Link points at an IP encoded in decimal / hex / octal to bypass filters
href-obfuscated-ip-host
What this tier means
High-confidence threat indicator — phishing, impersonation, BEC, or scam pattern. Strong contributor to the trash decision.
How Gorganizer detects this
A link href points at an IP address encoded in a non-standard form that browsers accept but rule-based filters miss. Modern browsers resolve all of these as equivalent to a normal dotted-quad IP: pure decimal 32-bit integer (`http://3627734734/`), pure hex (`http://0xC0A80001/`), dotted hex (`http://0xC0.0xA8.0x00.0x01/`), dotted octal (`http://0300.0250.0000.0001/`), and mixed bases. Phishing kits deliberately use these encodings to bypass dotted-quad-aware detection — no legitimate sender ever emits them.

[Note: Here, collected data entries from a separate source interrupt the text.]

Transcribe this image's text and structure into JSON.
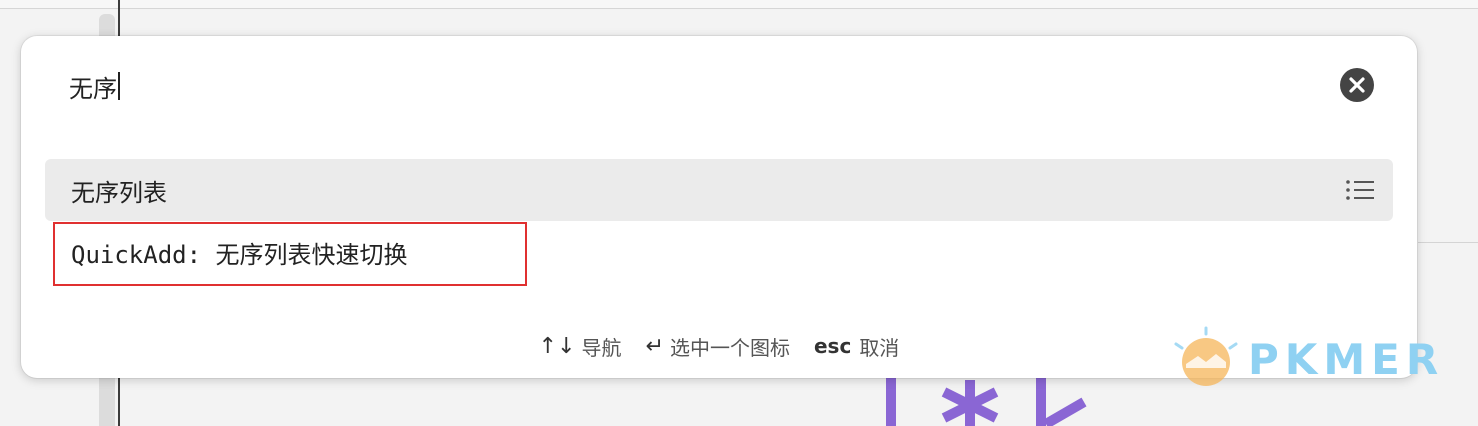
{
  "search": {
    "value": "无序"
  },
  "results": [
    {
      "label": "无序列表",
      "icon": "list-icon",
      "selected": true
    },
    {
      "label": "QuickAdd: 无序列表快速切换",
      "icon": "",
      "selected": false
    }
  ],
  "footer": {
    "navigate_keys": "↑↓",
    "navigate_label": "导航",
    "select_key": "↵",
    "select_label": "选中一个图标",
    "cancel_key": "esc",
    "cancel_label": "取消"
  },
  "watermark": {
    "text": "PKMER"
  },
  "colors": {
    "highlight_border": "#e03030",
    "selected_row": "#ebebeb",
    "watermark_blue": "#8fd1f2",
    "watermark_orange": "#f5b55a",
    "background_glyph": "#8a66d4"
  }
}
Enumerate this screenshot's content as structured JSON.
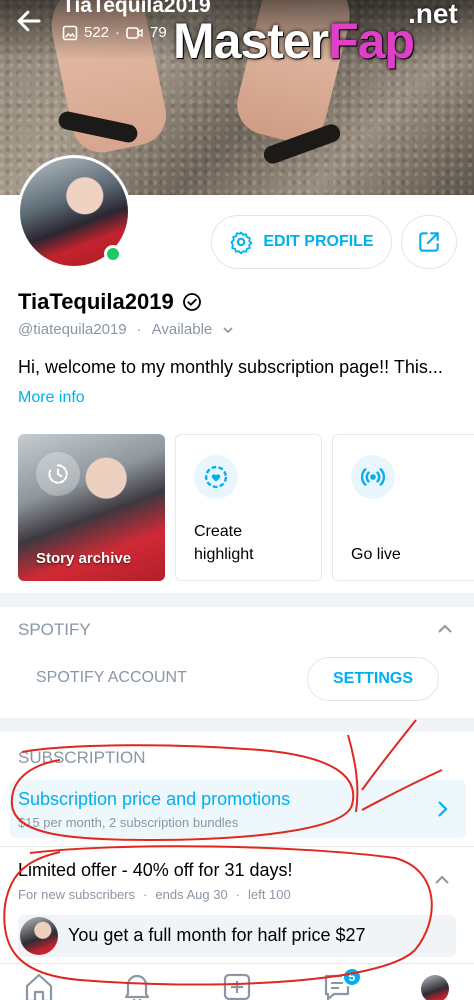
{
  "cover": {
    "name": "TiaTequila2019",
    "photos_count": "522",
    "videos_count": "79",
    "watermark_main": "Master",
    "watermark_accent": "Fap",
    "watermark_suffix": ".net"
  },
  "profile": {
    "edit_label": "EDIT PROFILE",
    "name": "TiaTequila2019",
    "handle": "@tiatequila2019",
    "status": "Available",
    "bio": "Hi, welcome to my monthly subscription page!! This...",
    "more_info": "More info"
  },
  "tiles": {
    "story_archive": "Story archive",
    "create_highlight_line1": "Create",
    "create_highlight_line2": "highlight",
    "go_live": "Go live"
  },
  "spotify": {
    "heading": "SPOTIFY",
    "account_label": "SPOTIFY ACCOUNT",
    "settings_label": "SETTINGS"
  },
  "subscription": {
    "heading": "SUBSCRIPTION",
    "title": "Subscription price and promotions",
    "description": "$15 per month, 2 subscription bundles"
  },
  "offer": {
    "title": "Limited offer - 40% off for 31 days!",
    "audience": "For new subscribers",
    "ends": "ends Aug 30",
    "left": "left 100",
    "message": "You get a full month for half price $27"
  },
  "bottom_nav": {
    "messages_badge": "5"
  },
  "colors": {
    "accent": "#00aff0",
    "muted": "#8a96a3",
    "online": "#1fc766",
    "annotation_red": "#e0281e"
  }
}
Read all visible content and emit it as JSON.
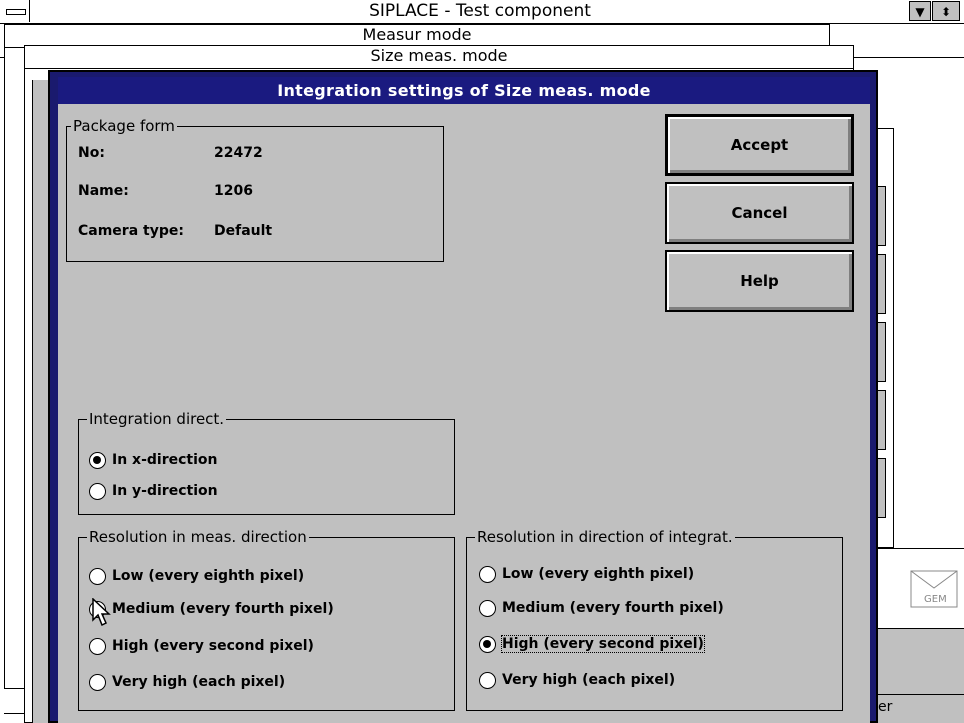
{
  "app": {
    "title": "SIPLACE - Test component",
    "child_windows": [
      "Measur mode",
      "Size meas. mode"
    ]
  },
  "dialog": {
    "title": "Integration settings of Size meas. mode",
    "package_form": {
      "legend": "Package form",
      "fields": [
        {
          "label": "No:",
          "value": "22472"
        },
        {
          "label": "Name:",
          "value": "1206"
        },
        {
          "label": "Camera type:",
          "value": "Default"
        }
      ]
    },
    "buttons": {
      "accept": "Accept",
      "cancel": "Cancel",
      "help": "Help"
    },
    "integration_direction": {
      "legend": "Integration direct.",
      "options": [
        "In x-direction",
        "In y-direction"
      ],
      "selected": "In x-direction"
    },
    "resolution_meas": {
      "legend": "Resolution in meas. direction",
      "options": [
        "Low (every eighth pixel)",
        "Medium (every fourth pixel)",
        "High (every second pixel)",
        "Very high (each pixel)"
      ],
      "selected": "Medium (every fourth pixel)"
    },
    "resolution_integrat": {
      "legend": "Resolution in direction of integrat.",
      "options": [
        "Low (every eighth pixel)",
        "Medium (every fourth pixel)",
        "High (every second pixel)",
        "Very high (each pixel)"
      ],
      "selected": "High (every second pixel)"
    }
  },
  "background": {
    "status_text": "er",
    "gem_label": "GEM"
  },
  "colors": {
    "dialog_frame": "#1a1a6e",
    "caption": "#1a1a80",
    "face": "#c0c0c0"
  }
}
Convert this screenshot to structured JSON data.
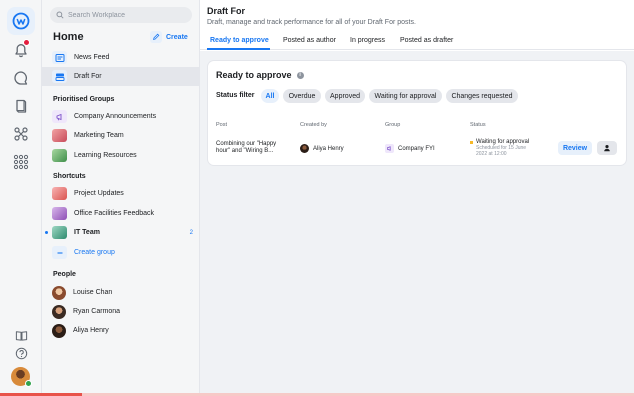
{
  "colors": {
    "accent": "#1877f2",
    "notification": "#e41e3f",
    "pending": "#f7b928"
  },
  "rail": {
    "icons": [
      "workplace-logo-icon",
      "notifications-icon",
      "chat-icon",
      "knowledge-library-icon",
      "integrations-icon",
      "apps-grid-icon",
      "knowledge-icon",
      "help-icon"
    ]
  },
  "sidebar": {
    "search_placeholder": "Search Workplace",
    "home_title": "Home",
    "create_label": "Create",
    "main_items": [
      {
        "label": "News Feed",
        "icon": "news-feed-icon"
      },
      {
        "label": "Draft For",
        "icon": "draft-for-icon",
        "selected": true
      }
    ],
    "prioritised_title": "Prioritised Groups",
    "prioritised": [
      {
        "label": "Company Announcements"
      },
      {
        "label": "Marketing Team"
      },
      {
        "label": "Learning Resources"
      }
    ],
    "shortcuts_title": "Shortcuts",
    "shortcuts": [
      {
        "label": "Project Updates"
      },
      {
        "label": "Office Facilities Feedback"
      },
      {
        "label": "IT Team",
        "count": "2",
        "unread": true
      },
      {
        "label": "Create group"
      }
    ],
    "people_title": "People",
    "people": [
      {
        "name": "Louise Chan"
      },
      {
        "name": "Ryan Carmona"
      },
      {
        "name": "Aliya Henry"
      }
    ]
  },
  "main": {
    "title": "Draft For",
    "subtitle": "Draft, manage and track performance for all of your Draft For posts.",
    "tabs": [
      "Ready to approve",
      "Posted as author",
      "In progress",
      "Posted as drafter"
    ],
    "active_tab": "Ready to approve",
    "card": {
      "title": "Ready to approve",
      "filter_label": "Status filter",
      "chips": [
        "All",
        "Overdue",
        "Approved",
        "Waiting for approval",
        "Changes requested"
      ],
      "columns": [
        "Post",
        "Created by",
        "Group",
        "Status"
      ],
      "row": {
        "post": "Combining our \"Happy hour\" and \"Wiring B...",
        "created_by": "Aliya Henry",
        "group": "Company FYI",
        "status": "Waiting for approval",
        "status_time_1": "Scheduled for 15 June",
        "status_time_2": "2022 at 12:00",
        "review_label": "Review"
      }
    }
  }
}
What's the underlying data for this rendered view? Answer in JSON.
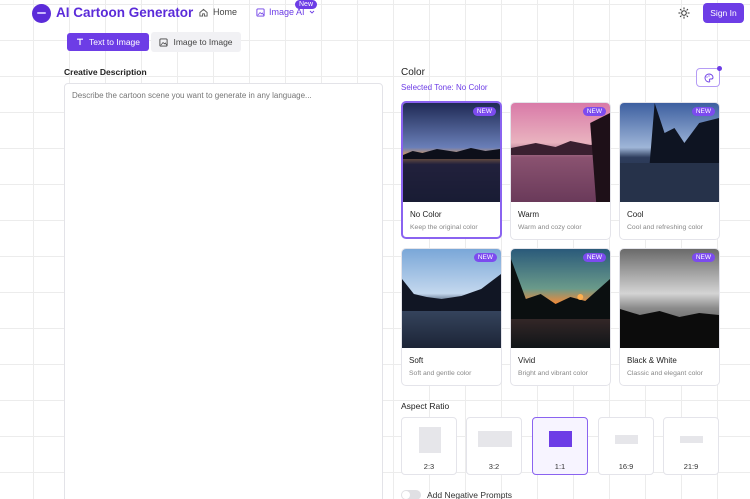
{
  "header": {
    "brand": "AI Cartoon Generator",
    "nav": [
      {
        "label": "Home",
        "icon": "home-icon"
      },
      {
        "label": "Image AI",
        "icon": "image-icon",
        "badge": "New"
      }
    ],
    "signin_label": "Sign In"
  },
  "tabs": [
    {
      "label": "Text to Image",
      "active": true
    },
    {
      "label": "Image to Image",
      "active": false
    }
  ],
  "left": {
    "description_label": "Creative Description",
    "description_placeholder": "Describe the cartoon scene you want to generate in any language..."
  },
  "color": {
    "title": "Color",
    "selected_tone": "Selected Tone: No Color",
    "options": [
      {
        "name": "No Color",
        "desc": "Keep the original color",
        "badge": "NEW",
        "selected": true
      },
      {
        "name": "Warm",
        "desc": "Warm and cozy color",
        "badge": "NEW",
        "selected": false
      },
      {
        "name": "Cool",
        "desc": "Cool and refreshing color",
        "badge": "NEW",
        "selected": false
      },
      {
        "name": "Soft",
        "desc": "Soft and gentle color",
        "badge": "NEW",
        "selected": false
      },
      {
        "name": "Vivid",
        "desc": "Bright and vibrant color",
        "badge": "NEW",
        "selected": false
      },
      {
        "name": "Black & White",
        "desc": "Classic and elegant color",
        "badge": "NEW",
        "selected": false
      }
    ]
  },
  "aspect_ratio": {
    "label": "Aspect Ratio",
    "options": [
      {
        "label": "2:3",
        "selected": false
      },
      {
        "label": "3:2",
        "selected": false
      },
      {
        "label": "1:1",
        "selected": true
      },
      {
        "label": "16:9",
        "selected": false
      },
      {
        "label": "21:9",
        "selected": false
      }
    ]
  },
  "negative_prompts_label": "Add Negative Prompts",
  "accent_color": "#6d3de6"
}
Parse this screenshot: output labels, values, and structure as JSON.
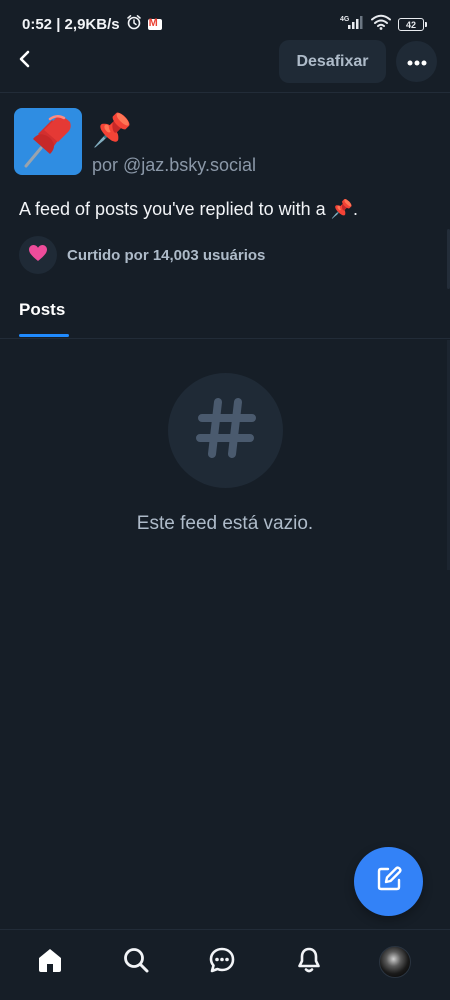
{
  "status_bar": {
    "time_speed": "0:52 | 2,9KB/s",
    "network": "4G",
    "battery": "42",
    "icons": [
      "alarm-icon",
      "gmail-icon",
      "signal-icon",
      "wifi-icon",
      "battery-icon"
    ]
  },
  "header": {
    "back_icon": "chevron-left-icon",
    "unpin_label": "Desafixar",
    "more_icon": "more-horizontal-icon"
  },
  "feed": {
    "avatar_icon": "pushpin-icon",
    "title": "📌",
    "author": "por @jaz.bsky.social",
    "description": "A feed of posts you've replied to with a 📌.",
    "like_text": "Curtido por 14,003 usuários",
    "like_color": "#ee4c9b"
  },
  "tabs": [
    {
      "label": "Posts",
      "active": true
    }
  ],
  "empty_state": {
    "icon": "hashtag-icon",
    "text": "Este feed está vazio."
  },
  "fab": {
    "icon": "compose-icon",
    "color": "#3382f7"
  },
  "bottom_nav": {
    "items": [
      {
        "name": "home",
        "icon": "home-icon",
        "active": true
      },
      {
        "name": "search",
        "icon": "search-icon",
        "active": false
      },
      {
        "name": "chat",
        "icon": "chat-icon",
        "active": false
      },
      {
        "name": "notifications",
        "icon": "bell-icon",
        "active": false
      },
      {
        "name": "profile",
        "icon": "avatar",
        "active": false
      }
    ]
  },
  "colors": {
    "background": "#161e27",
    "surface": "#1f2a36",
    "accent": "#208bfe",
    "text_primary": "#f2f4f7",
    "text_secondary": "#aebbc9"
  }
}
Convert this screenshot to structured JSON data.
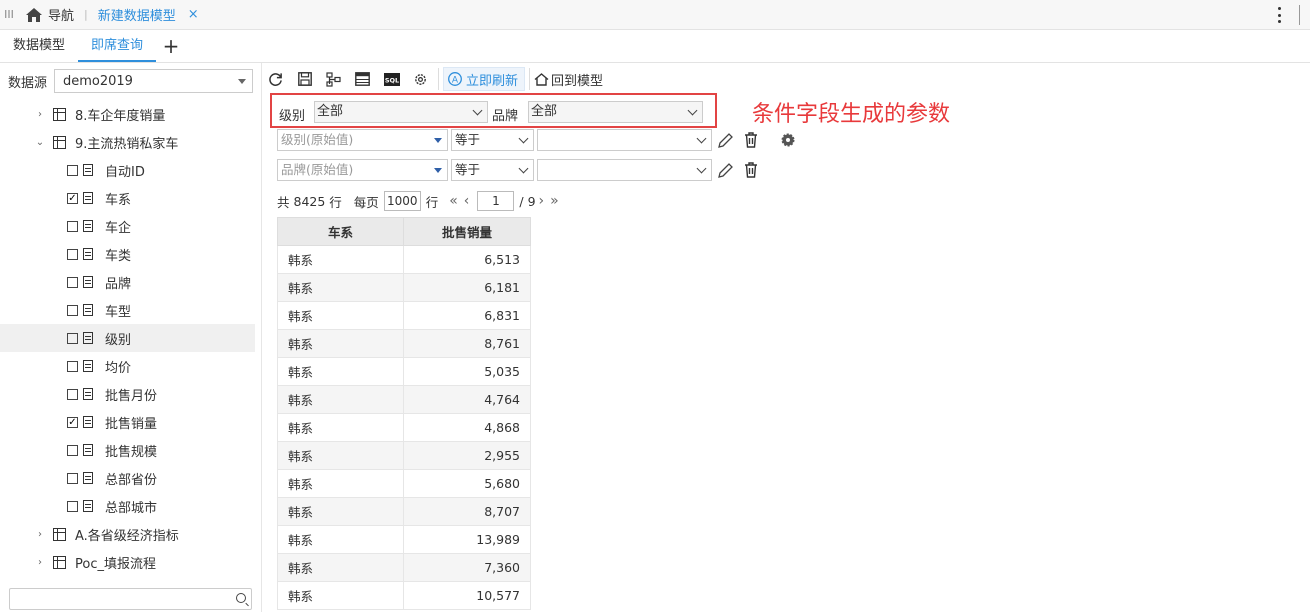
{
  "topbar": {
    "grip": "III",
    "nav_label": "导航",
    "active_tab": "新建数据模型",
    "close_glyph": "×"
  },
  "subtabs": [
    {
      "label": "数据模型"
    },
    {
      "label": "即席查询"
    }
  ],
  "add_tab": "+",
  "datasource": {
    "label": "数据源",
    "value": "demo2019"
  },
  "tree": [
    {
      "type": "table",
      "expanded": false,
      "label": "8.车企年度销量"
    },
    {
      "type": "table",
      "expanded": true,
      "label": "9.主流热销私家车"
    },
    {
      "type": "field",
      "checked": false,
      "label": "自动ID"
    },
    {
      "type": "field",
      "checked": true,
      "label": "车系"
    },
    {
      "type": "field",
      "checked": false,
      "label": "车企"
    },
    {
      "type": "field",
      "checked": false,
      "label": "车类"
    },
    {
      "type": "field",
      "checked": false,
      "label": "品牌"
    },
    {
      "type": "field",
      "checked": false,
      "label": "车型"
    },
    {
      "type": "field",
      "checked": false,
      "label": "级别",
      "selected": true
    },
    {
      "type": "field",
      "checked": false,
      "label": "均价"
    },
    {
      "type": "field",
      "checked": false,
      "label": "批售月份"
    },
    {
      "type": "field",
      "checked": true,
      "label": "批售销量"
    },
    {
      "type": "field",
      "checked": false,
      "label": "批售规模"
    },
    {
      "type": "field",
      "checked": false,
      "label": "总部省份"
    },
    {
      "type": "field",
      "checked": false,
      "label": "总部城市"
    },
    {
      "type": "table",
      "expanded": false,
      "label": "A.各省级经济指标"
    },
    {
      "type": "table",
      "expanded": false,
      "label": "Poc_填报流程"
    }
  ],
  "toolbar": {
    "refresh_now": "立即刷新",
    "back_to_model": "回到模型",
    "sql": "SQL"
  },
  "params": [
    {
      "label": "级别",
      "value": "全部"
    },
    {
      "label": "品牌",
      "value": "全部"
    }
  ],
  "annotation": "条件字段生成的参数",
  "filters": [
    {
      "field": "级别(原始值)",
      "op": "等于",
      "value": ""
    },
    {
      "field": "品牌(原始值)",
      "op": "等于",
      "value": ""
    }
  ],
  "pager": {
    "total_prefix": "共",
    "total": "8425",
    "total_unit": "行",
    "per_page_label": "每页",
    "per_page": "1000",
    "per_page_unit": "行",
    "page": "1",
    "pages": "/ 9"
  },
  "table": {
    "headers": [
      "车系",
      "批售销量"
    ],
    "rows": [
      [
        "韩系",
        "6,513"
      ],
      [
        "韩系",
        "6,181"
      ],
      [
        "韩系",
        "6,831"
      ],
      [
        "韩系",
        "8,761"
      ],
      [
        "韩系",
        "5,035"
      ],
      [
        "韩系",
        "4,764"
      ],
      [
        "韩系",
        "4,868"
      ],
      [
        "韩系",
        "2,955"
      ],
      [
        "韩系",
        "5,680"
      ],
      [
        "韩系",
        "8,707"
      ],
      [
        "韩系",
        "13,989"
      ],
      [
        "韩系",
        "7,360"
      ],
      [
        "韩系",
        "10,577"
      ]
    ]
  },
  "colors": {
    "accent": "#2f8fdc",
    "highlight": "#e24444"
  }
}
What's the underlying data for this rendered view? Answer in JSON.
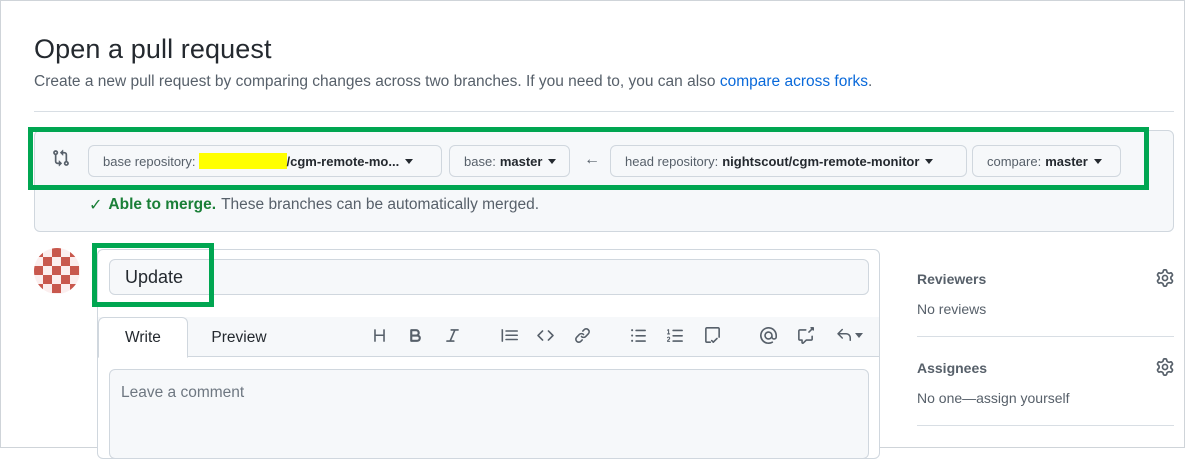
{
  "header": {
    "title": "Open a pull request",
    "subtitle_prefix": "Create a new pull request by comparing changes across two branches. If you need to, you can also ",
    "subtitle_link": "compare across forks",
    "subtitle_suffix": "."
  },
  "compare": {
    "base_repo_label": "base repository:",
    "base_repo_value": "/cgm-remote-mo...",
    "base_label": "base:",
    "base_value": "master",
    "head_repo_label": "head repository:",
    "head_repo_value": "nightscout/cgm-remote-monitor",
    "compare_label": "compare:",
    "compare_value": "master",
    "merge_status_bold": "Able to merge.",
    "merge_status_text": "These branches can be automatically merged."
  },
  "composer": {
    "title_value": "Update",
    "tab_write": "Write",
    "tab_preview": "Preview",
    "comment_placeholder": "Leave a comment"
  },
  "sidebar": {
    "reviewers_heading": "Reviewers",
    "reviewers_value": "No reviews",
    "assignees_heading": "Assignees",
    "assignees_value": "No one—assign yourself"
  },
  "colors": {
    "accent_link": "#0969da",
    "success": "#1a7f37",
    "highlight_box": "#00a651",
    "redaction": "#ffff00"
  },
  "icons": {
    "compare": "git-compare-icon",
    "arrow": "arrow-left-icon",
    "check": "check-icon",
    "gear": "gear-icon"
  }
}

This is the encoded-IP sibling of `href-raw-ip-host`.
False-positive guard
Every signal in Gorganizer feeds a multi-module score — never a sole verdict. This is a threat-tier signal — it adds a strong contribution to the trash score. The full pipeline still requires convergence across multiple modules + a margin over the safety floor before deletion happens, and Gmail's trash (30-day recovery) is always used — never permanent delete.
About the scoring engine
Gorganizer's scoring engine emits over 1,800 signals across six modules — headers, sender, subject, body, attachments, and structural metadata. Every email is scored by every module independently; the final verdict requires multiple modules to agree and the trash score to beat the safety floor by a margin.
Sacred safety guards — never delete starred emails, replies, calendar invites, receipts/invoices, or attachments — apply unconditionally regardless of any signal.